漢方においては、めまいは水滞(体内の水が滞る、バランス不良の状態)によっておこると考えられています。そしてその水滞は、耳の奥で平衡感覚をつかさどる内耳という部位や、他の部位で水の流れが部分的に悪くなっているのが原因とされます。水滞に使われる漢方薬は利水剤と呼ばれていて、体内の水の過不足を改善しながら、全体としての正常化をもたらします。

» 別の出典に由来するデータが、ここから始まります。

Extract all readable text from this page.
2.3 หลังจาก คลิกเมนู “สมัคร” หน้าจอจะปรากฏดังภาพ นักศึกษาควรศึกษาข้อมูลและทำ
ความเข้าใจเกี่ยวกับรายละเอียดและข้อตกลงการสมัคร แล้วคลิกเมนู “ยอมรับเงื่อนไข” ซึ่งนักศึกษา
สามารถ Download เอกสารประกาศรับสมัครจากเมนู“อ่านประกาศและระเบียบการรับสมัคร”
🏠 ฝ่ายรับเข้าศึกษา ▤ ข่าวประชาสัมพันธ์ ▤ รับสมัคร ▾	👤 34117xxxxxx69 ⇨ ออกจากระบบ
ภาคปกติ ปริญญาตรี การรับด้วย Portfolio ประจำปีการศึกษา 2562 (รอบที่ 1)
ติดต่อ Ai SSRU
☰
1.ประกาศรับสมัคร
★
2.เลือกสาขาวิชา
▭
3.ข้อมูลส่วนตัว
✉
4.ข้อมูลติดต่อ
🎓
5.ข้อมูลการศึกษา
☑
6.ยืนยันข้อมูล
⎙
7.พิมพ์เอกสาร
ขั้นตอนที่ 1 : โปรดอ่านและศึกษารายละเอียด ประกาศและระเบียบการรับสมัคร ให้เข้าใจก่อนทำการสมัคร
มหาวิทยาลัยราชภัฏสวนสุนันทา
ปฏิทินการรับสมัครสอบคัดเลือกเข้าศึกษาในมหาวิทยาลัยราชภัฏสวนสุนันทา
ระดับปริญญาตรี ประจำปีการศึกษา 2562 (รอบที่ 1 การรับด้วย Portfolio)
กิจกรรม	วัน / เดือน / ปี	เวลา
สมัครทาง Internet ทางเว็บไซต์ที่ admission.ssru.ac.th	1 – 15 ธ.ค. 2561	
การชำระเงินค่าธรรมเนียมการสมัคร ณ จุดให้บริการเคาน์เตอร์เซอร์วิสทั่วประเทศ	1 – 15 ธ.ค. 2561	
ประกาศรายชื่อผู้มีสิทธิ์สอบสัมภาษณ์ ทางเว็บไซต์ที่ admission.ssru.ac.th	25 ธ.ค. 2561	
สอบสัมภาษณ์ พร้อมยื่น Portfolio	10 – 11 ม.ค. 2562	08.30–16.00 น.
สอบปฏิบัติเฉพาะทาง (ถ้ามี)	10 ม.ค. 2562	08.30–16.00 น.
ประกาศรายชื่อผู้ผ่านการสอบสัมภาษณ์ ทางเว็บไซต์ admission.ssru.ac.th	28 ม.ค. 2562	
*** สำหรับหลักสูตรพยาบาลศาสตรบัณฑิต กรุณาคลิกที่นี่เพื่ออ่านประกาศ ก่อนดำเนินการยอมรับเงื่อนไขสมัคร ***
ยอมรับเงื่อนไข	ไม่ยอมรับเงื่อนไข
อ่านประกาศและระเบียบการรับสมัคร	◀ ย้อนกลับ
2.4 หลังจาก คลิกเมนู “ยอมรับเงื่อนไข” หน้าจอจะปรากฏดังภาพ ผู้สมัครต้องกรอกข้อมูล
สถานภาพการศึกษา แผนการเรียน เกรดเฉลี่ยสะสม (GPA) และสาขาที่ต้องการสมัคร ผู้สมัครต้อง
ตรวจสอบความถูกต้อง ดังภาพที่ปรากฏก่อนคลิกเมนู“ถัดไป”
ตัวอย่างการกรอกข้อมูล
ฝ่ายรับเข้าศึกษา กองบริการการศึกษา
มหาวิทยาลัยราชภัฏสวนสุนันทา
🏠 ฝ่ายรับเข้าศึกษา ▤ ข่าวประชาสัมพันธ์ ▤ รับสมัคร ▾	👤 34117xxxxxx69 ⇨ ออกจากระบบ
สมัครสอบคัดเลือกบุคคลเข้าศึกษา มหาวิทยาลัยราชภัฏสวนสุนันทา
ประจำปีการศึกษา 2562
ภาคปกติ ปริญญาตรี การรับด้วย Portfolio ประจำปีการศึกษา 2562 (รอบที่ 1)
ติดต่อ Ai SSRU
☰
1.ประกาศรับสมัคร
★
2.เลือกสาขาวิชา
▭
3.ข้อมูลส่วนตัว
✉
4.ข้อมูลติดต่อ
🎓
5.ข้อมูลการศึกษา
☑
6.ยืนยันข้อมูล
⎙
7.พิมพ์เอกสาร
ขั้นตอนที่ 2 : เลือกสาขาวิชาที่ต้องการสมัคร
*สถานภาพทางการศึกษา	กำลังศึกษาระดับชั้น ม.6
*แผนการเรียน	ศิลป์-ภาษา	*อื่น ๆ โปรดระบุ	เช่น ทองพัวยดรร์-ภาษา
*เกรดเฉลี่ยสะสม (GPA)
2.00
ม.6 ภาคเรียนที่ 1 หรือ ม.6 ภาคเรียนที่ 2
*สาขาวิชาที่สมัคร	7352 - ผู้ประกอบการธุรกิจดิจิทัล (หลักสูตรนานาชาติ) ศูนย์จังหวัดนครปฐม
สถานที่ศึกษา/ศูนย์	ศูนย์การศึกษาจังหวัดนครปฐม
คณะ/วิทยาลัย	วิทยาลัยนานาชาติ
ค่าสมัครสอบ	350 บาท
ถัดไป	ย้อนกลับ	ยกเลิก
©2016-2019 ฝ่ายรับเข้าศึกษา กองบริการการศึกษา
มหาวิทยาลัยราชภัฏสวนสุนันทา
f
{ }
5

また、血が滞った状態の瘀血がめまい症状に関連していることもあります。

よく用いられる漢方薬

【虚実不問(証にかかわらず)】

五苓散(ごれいさん)

口の渇き、吐き気、下痢、尿量の少ない人に用いられます。

【実証】

通導散(つうどうさん)

下腹部に圧痛、便秘がち、月経痛、高血圧の人のめまいに用いられます。

桃核承気湯(とうかくじょうきとう)

のぼせ、便秘がち、精神不安、高血圧傾向の人に用いられます。

女神散(にょしんさん)

のぼせ、精神不安、産前産後、月経不順、血の道症の人のめまいに用いられます。

【虚実間証】

加味逍遥散(かみしょうようさん)

虚弱な女性の更年期障害、めまい、肩こり、疲れやすい、精神不安などの症状がある人に用いられます

桂枝茯苓丸(けいしぶくりょうがん)

冷え症、のぼせ、女性では月経不順のある場合に用いられます。

釣藤散(ちょうとうさん)

頭痛、肩こり、のぼせ、不眠などをともなう人に用いられます。

半夏厚朴湯(はんげこうぼくとう)

気分がふさぎがち、のどや食道に異物感がある人に用いられます。

【虚証】

真武湯(しんぶとう)

全身倦怠感、手足の冷感、下痢、腹痛などの症状がある人に用いられます。

当帰芍薬散(とうきしゃくやくさん)

冷え症で貧血傾向のある人、月経不順の場合に用いられます。

半夏白朮天麻湯(はんげびゃくじゅつてんまとう)

胃腸が弱く、冷え症の人に用いられます。

苓桂朮甘湯(りょうけいじゅつかんとう)

息切れ、動悸、頭痛、のぼせ、尿量減少などのある人に用いられます。